Hanwha Group’s defense technology unit was listed Wednesday, suggesting that succession plans are being hastened and Chairman Kim Seung-youn is ready to hand over the reins to his sons.
Hanwha Systems currently has a market cap of nearly 1.3 trillion won ($1.1 billion) and traded slightly below its initial public offering price of 12,250 won at 11,100 won on its first day of trading on the benchmark Kospi.
According to analysts and industry insiders, the company’s Kospi debut will help increase the corporate value of H-Solution, a subsidiary wholly owned by Kim’s three sons. This is due to the fact that H-Solution has become the second-largest shareholder of Hanwha Systems following the listing with a 13.4 percent stake. Hanwha Aerospace, another defense technology unit, remains the largest shareholder of Hanwha Systems with a 49 percent stake.
“H-Solution, solely owned by Kim’s three sons, is likely to merge with Hanwha Corp., the group’s de facto holding firm, in the succession process,” said Kim Haney, an analyst at KTB Investment & Securities.

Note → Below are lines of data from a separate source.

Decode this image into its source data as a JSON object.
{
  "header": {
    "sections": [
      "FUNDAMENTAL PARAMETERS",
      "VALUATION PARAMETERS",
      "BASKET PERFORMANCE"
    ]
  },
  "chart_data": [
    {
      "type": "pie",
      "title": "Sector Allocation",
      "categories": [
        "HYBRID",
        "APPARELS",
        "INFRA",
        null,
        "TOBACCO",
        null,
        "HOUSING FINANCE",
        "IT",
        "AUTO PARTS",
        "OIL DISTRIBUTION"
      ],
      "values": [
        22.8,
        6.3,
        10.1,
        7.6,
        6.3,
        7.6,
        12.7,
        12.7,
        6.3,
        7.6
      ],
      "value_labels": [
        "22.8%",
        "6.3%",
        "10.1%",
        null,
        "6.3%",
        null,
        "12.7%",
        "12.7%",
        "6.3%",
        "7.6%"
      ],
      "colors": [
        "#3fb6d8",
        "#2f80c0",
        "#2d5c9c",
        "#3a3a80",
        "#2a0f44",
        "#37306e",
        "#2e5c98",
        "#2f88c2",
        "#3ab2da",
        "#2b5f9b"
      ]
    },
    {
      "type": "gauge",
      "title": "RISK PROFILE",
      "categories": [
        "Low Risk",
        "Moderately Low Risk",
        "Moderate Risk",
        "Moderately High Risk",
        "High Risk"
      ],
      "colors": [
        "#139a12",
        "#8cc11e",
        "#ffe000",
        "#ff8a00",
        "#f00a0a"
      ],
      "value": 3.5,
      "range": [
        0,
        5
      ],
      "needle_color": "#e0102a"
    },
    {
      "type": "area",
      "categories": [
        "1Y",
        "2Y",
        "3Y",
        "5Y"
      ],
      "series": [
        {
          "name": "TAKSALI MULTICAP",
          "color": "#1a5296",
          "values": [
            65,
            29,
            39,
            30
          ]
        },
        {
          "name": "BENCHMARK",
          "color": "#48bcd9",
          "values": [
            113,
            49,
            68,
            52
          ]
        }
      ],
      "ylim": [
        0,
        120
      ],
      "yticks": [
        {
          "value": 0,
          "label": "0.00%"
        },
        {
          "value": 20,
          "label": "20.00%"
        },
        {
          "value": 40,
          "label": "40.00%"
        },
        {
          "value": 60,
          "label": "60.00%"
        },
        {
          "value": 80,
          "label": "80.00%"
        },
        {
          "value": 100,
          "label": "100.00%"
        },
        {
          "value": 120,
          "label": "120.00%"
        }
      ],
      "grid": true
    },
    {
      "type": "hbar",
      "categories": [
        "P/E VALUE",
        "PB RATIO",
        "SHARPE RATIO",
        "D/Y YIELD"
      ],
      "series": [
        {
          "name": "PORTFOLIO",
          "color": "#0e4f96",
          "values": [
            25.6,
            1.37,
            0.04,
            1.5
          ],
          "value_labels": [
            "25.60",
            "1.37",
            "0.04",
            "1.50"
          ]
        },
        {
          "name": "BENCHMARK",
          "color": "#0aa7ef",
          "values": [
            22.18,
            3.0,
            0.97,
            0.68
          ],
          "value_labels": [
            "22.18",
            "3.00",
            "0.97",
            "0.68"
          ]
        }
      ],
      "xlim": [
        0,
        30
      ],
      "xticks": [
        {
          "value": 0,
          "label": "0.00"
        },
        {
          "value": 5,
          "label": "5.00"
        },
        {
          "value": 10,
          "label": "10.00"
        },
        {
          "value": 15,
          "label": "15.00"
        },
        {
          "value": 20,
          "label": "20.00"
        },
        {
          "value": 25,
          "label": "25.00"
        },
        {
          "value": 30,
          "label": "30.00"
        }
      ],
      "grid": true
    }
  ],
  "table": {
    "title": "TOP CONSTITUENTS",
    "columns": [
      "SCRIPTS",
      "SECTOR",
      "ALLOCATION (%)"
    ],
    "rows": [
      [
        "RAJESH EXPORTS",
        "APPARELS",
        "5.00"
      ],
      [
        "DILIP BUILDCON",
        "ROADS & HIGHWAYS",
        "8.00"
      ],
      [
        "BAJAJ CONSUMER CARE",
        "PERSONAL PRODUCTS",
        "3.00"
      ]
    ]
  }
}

|Hanwha Group Chairman Kim Seung-youn talks to his eldest son Kim Dong-kwan. (Yonhap)|
It is crucial for Kim’s three sons to raise their stake in Hanwha Corp. in order for the succession to be smooth. Hanwha Systems’ stock debut is likely to provide sufficient capital for them to either purchase or exchange stake with Hanwha Corp. via H-Solution. H-Solution’s stake in Hanwha Systems is valued at around 200 billion won.
At the moment, his eldest son and solar power unit Hanwha Q Cells Chief Commercial Officer Kim Dong-kwan holds a 4.44 percent stake in the de facto holding firm, with the second and third, Kim Dong-won and Kim Dong-sun tailing behind with 1.67 percent each.
Though Hanwha Systems’ listing plays a key role in the succession plan, another Hanwha unit’s anticipated IPO next year is projected to hand further clout to H-Solution. Its chemicals unit Hanwha General Chemical, in which H-Solution holds a 39.2 percent stake, is expected to be valued at 5 trillion won following its IPO, adding further momentum to the succession plan.
H-Solution has been slowly increasing its stake in Hanwha Corp. from August last year and now holds a 4.2 percent stake in the holding firm. Its stake stood at 2 percent early this year.
But with a lockup period -– which restricts large shareholders from selling their shares -- scheduled for the next 18 months, Hanwha’s succession plan is likely to be carried out beneath the surface for a while. Meanwhile, the owner family is likely to work on improving its corporate value while preparing for Hanwha General Chemical’s IPO, industry watchers said.
“During the lock-up period H-Solution will maintain its 13.4 stake in Hanwha Systems and use it to generate capital,” Kim at KTB said.
“Hanwha Systems’ information and communications technology business will post an earnings growth with the increased demand for system integration outsourcing tied to Hanwha Group’s overall growth,” he added.
Hanwha Systems posted an operating profit of 44.8 billion won in 2018, which rose 45 percent on-year. It’s net profit jumped 193 percent to 41.2 billion won in the cited period.
When Korean conglomerates pass the baton from one generation to the next, the next generation is almost always required to purchase or inherit stakes in the de facto units of the group. The succession process is usually completed during the previous generations’ lifetime due to the nation’s high inheritance tax that can rise up to 65 percent.